This was not how I imagined Alaska: A mere 22 minutes after our 9-month-old son Max had FINALLY fallen asleep, a piercing BEEEEEEEP came through on our stateroom speaker, giving my wife and me a jolt, and launching little Max into instant wakefulness:
“Attention passengers: our Fine Arts auction is a fun, fast-paced way to collect exceptional works of art! And the next one starts in 15 minutes on Deck 7!!”
Seriously? That was the reason for the in-room fog horn?
It was our third day aboard a major cruise line, sailing through Alaska’s scenic inside passage. Things had been going well enough, I suppose. We were very grateful for the chance to visit a part of North America we’d never seen. The trip was an all-family celebration of my father-in-law’s retirement. And the experiences were certainly cool: we heard the echoes of glaciers cracking, watched lumberjacks at work, and spotted surfacing whales.
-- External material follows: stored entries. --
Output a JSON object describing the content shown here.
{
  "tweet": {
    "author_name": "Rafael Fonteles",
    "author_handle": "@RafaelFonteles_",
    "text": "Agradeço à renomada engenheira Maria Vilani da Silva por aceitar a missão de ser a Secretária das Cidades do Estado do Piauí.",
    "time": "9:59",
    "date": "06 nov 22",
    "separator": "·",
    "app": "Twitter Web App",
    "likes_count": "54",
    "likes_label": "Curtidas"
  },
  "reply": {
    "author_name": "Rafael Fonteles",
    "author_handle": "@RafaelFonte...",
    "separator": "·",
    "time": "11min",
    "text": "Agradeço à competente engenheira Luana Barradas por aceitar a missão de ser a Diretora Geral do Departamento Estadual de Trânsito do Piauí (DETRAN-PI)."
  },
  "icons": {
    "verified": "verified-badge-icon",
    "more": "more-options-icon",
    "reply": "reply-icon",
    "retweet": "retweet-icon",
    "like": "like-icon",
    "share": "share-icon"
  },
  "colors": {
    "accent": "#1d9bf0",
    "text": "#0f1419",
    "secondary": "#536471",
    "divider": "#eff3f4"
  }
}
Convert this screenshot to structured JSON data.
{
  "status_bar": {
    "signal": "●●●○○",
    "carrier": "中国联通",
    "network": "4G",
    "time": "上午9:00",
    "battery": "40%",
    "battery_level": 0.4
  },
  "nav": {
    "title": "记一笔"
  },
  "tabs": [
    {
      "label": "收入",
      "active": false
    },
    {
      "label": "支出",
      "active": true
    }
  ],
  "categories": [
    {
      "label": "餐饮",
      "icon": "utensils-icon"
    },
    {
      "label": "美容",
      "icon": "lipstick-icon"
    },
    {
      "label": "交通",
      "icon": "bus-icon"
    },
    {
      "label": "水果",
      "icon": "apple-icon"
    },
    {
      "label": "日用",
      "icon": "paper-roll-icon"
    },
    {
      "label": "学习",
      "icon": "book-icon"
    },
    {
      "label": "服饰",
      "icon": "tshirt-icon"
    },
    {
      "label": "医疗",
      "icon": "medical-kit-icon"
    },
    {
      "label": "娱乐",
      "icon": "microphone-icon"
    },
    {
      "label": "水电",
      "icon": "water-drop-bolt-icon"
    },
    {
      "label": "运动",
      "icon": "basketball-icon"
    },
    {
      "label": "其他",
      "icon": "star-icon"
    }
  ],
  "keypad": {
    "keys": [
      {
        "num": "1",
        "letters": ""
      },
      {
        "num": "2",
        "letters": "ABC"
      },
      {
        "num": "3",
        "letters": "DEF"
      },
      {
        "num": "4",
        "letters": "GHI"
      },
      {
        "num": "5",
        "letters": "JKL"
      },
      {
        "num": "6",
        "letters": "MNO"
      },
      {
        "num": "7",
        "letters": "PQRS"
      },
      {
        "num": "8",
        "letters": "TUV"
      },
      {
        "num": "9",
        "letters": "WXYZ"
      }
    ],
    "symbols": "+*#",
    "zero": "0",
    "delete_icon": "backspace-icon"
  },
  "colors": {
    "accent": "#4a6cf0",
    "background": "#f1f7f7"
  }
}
The natural and manmade wonders of Ketchikan, Skagway, Juneau, and Victoria, B.C. still produce vivid memories for me now two years later. I have yet to eat better salmon than I did on a salmon bake in Ketchikan.
But it only took a few of those Big-Brotherish announcements and mass invasions of small Alaskan towns to make me long for the day when Max is old enough for something like Classic Journeys’ Kenai Peninsula Family Journey. And when that day comes, you can be sure that we will visit Alaska again. You see, I had suspected that traveling on a floating hotel would have its compromises, and I was all too right. Cuisine on the ship seldom strayed from mediocrity; the goal of included meals was quantity over quality. To go ashore, every disembarkation required TSA-style security. As it was, every port held streets littered with flyers and teeming with jewelry shop barkers, hawking bracelets and necklaces made with “rare” Alaskan stones. And that pesky in-room PA system…
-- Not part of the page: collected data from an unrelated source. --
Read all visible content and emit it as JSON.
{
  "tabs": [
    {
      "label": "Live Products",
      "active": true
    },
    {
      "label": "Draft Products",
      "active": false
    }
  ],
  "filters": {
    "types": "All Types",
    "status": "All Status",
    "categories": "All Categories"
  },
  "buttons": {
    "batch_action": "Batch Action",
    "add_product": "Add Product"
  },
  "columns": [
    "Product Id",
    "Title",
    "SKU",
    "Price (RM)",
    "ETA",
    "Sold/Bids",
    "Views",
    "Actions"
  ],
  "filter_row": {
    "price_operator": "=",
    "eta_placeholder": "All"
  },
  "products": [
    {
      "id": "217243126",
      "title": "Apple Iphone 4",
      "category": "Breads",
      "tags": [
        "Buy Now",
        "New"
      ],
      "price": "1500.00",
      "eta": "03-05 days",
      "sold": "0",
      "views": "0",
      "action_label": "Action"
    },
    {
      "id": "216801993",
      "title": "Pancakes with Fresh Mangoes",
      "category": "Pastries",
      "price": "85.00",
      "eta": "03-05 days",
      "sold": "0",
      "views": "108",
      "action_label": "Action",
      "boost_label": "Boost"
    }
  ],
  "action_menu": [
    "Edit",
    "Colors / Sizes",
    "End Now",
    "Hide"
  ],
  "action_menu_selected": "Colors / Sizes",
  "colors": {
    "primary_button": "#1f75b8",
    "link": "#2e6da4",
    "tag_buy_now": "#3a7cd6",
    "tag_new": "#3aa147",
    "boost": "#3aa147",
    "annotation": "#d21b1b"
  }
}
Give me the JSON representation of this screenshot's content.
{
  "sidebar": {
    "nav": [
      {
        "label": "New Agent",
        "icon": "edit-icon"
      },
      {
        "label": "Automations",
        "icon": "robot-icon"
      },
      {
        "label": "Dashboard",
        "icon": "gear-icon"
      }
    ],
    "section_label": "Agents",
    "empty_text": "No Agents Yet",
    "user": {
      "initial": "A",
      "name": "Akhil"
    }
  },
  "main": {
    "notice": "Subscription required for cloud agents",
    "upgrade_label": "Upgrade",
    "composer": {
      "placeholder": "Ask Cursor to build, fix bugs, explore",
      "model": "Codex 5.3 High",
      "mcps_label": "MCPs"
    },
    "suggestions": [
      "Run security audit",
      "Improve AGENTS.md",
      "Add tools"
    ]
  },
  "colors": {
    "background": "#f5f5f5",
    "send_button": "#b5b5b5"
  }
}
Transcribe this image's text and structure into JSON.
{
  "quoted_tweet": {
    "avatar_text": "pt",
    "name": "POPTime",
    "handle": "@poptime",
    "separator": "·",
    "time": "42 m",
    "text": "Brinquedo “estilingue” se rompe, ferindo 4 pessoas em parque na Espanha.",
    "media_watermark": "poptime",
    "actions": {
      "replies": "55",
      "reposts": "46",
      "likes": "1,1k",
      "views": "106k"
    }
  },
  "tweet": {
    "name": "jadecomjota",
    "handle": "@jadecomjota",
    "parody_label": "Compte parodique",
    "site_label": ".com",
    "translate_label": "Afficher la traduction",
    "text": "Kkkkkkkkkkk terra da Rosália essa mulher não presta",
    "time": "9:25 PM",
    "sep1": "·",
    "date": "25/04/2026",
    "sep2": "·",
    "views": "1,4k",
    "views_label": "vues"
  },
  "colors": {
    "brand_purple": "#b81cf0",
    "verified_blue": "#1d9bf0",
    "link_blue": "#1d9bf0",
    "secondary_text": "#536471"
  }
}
It’s fair to say that “all-inclusive” has an alluring ring to it, but to me, the style of travel fell short. Rather, when my family eventually returns to Alaska with Classic Journeys, I know the trip will be “all-encompassing.” Trust me; you’d recognize the difference. Anonymous loudspeaker voices are replaced by a friendly guide who becomes your best friend by week’s end – people like John, Eric, or Wolfgang. Windows to the outside world aren’t a luxury; hotel rooms always beat out ship cabins in this and other ways. There aren’t any hurried family budget meetings, nor schedule gymnastics, to decide whether to go for this glacier walk or that dog sled run… no racing the clock to find some elusive on-board Activities Desk to sign up for your choice activity by cut-off time. I would much rather rely on someone with boots on the ground, hand-picking the best of the best for my family, with a few fun surprises in store. And it would also help to know I’ve paid for it all before I leave home. That means being guaranteed a shoreline salmon bake like the one I loved during my cruise, without the FOMO (fear of missing out) inherent to excursion menus … and without hidden costs. I’m good with that.
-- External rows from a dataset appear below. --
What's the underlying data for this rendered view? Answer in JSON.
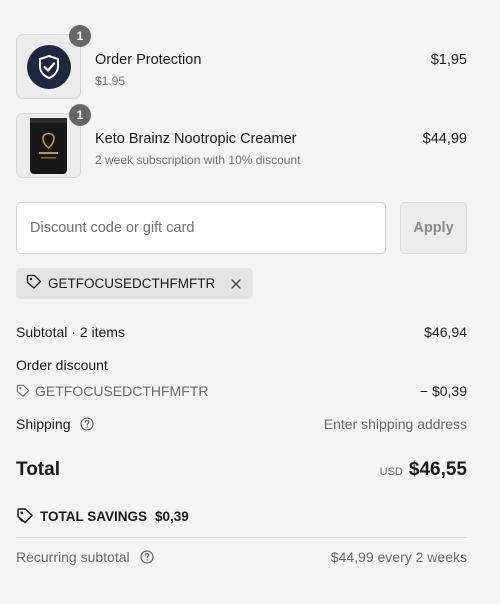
{
  "line_items": [
    {
      "name": "Order Protection",
      "subtitle": "$1.95",
      "price": "$1,95",
      "quantity": "1",
      "image_icon": "shield-check-icon"
    },
    {
      "name": "Keto Brainz Nootropic Creamer",
      "subtitle": "2 week subscription with 10% discount",
      "price": "$44,99",
      "quantity": "1",
      "image_icon": "product-bag-image"
    }
  ],
  "discount": {
    "placeholder": "Discount code or gift card",
    "value": "",
    "apply_label": "Apply",
    "applied_code": "GETFOCUSEDCTHFMFTR"
  },
  "summary": {
    "subtotal_label": "Subtotal · 2 items",
    "subtotal_value": "$46,94",
    "order_discount_label": "Order discount",
    "order_discount_code": "GETFOCUSEDCTHFMFTR",
    "order_discount_value": "− $0,39",
    "shipping_label": "Shipping",
    "shipping_value": "Enter shipping address",
    "total_label": "Total",
    "total_currency": "USD",
    "total_value": "$46,55",
    "savings_label": "TOTAL SAVINGS",
    "savings_value": "$0,39",
    "recurring_label": "Recurring subtotal",
    "recurring_value": "$44,99 every 2 weeks"
  },
  "colors": {
    "background": "#f4f4f4",
    "badge": "#666666",
    "shield_bg": "#1d2840",
    "chip_bg": "#e4e4e4"
  }
}
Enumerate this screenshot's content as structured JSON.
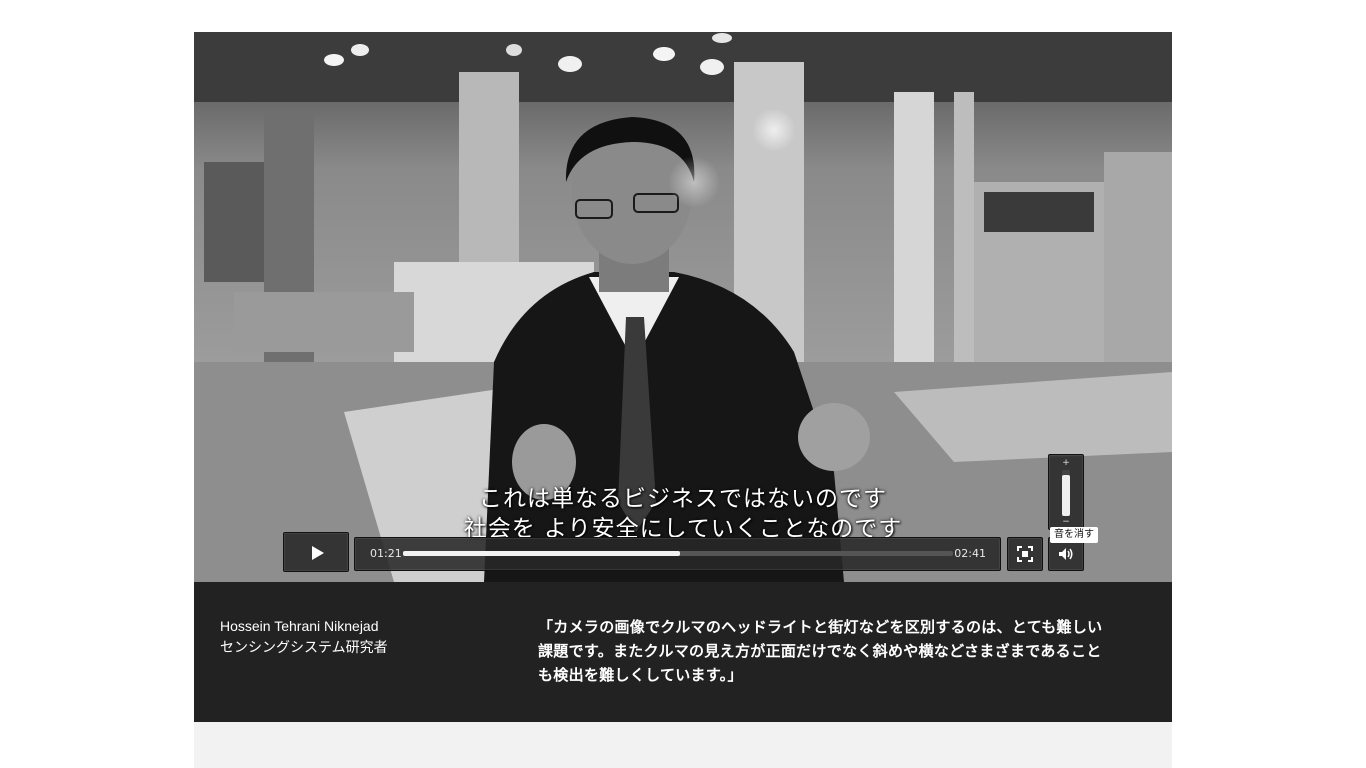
{
  "video": {
    "subtitle_lines": [
      "これは単なるビジネスではないのです",
      "社会を より安全にしていくことなのです"
    ],
    "current_time": "01:21",
    "total_time": "02:41",
    "progress": 0.503,
    "volume_level": 0.9,
    "mute_tooltip": "音を消す",
    "volume_plus": "+",
    "volume_minus": "−",
    "icons": {
      "play": "play-icon",
      "fullscreen": "fullscreen-icon",
      "volume": "volume-icon"
    }
  },
  "info": {
    "person_name": "Hossein Tehrani Niknejad",
    "person_title": "センシングシステム研究者",
    "quote_lines": [
      "「カメラの画像でクルマのヘッドライトと街灯などを区別するのは、とても難しい",
      "課題です。またクルマの見え方が正面だけでなく斜めや横などさまざまであること",
      "も検出を難しくしています。」"
    ]
  },
  "colors": {
    "info_background": "#222222",
    "below_background": "#f2f2f2",
    "control_background": "#282828"
  }
}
I also happen to know that skipping the ship to Alaska does not mean skipping sea-based activities altogether. You get your fill on a cultural walking adventure, where, in Seward, you find yourself sailing through the deep green waters of the Kenai Fjords aboard a private vessel, docking on the shores and in the coves of Resurrection Bay in search of bald eagles, humpback whales, sea lions, and more. Or visit those same waters by kayak on a family journey. And on both itineraries, guests of all ages climb into rafts one afternoon to gently cruise the Kenai River for the chance to learn from an expert about local natural history, and the Kenaitzi Tribe whose people once made their lives on the river’s shores.
Alaska is breathtaking no matter how you slice it. I was awestruck during my first trip, taking stock of the monumental glaciers and their fragile place in this world. But just as glaciers and icebergs show but a tip of their greatness, it would be a shame to experience only as much of Alaska’s majesty as your well-tread cruise ship route allows… only sites that can host 40-person shore excursions… or only those activities that get you back to the docks before your hotel sails off into the sunset.
This concludes your passenger announcements for today.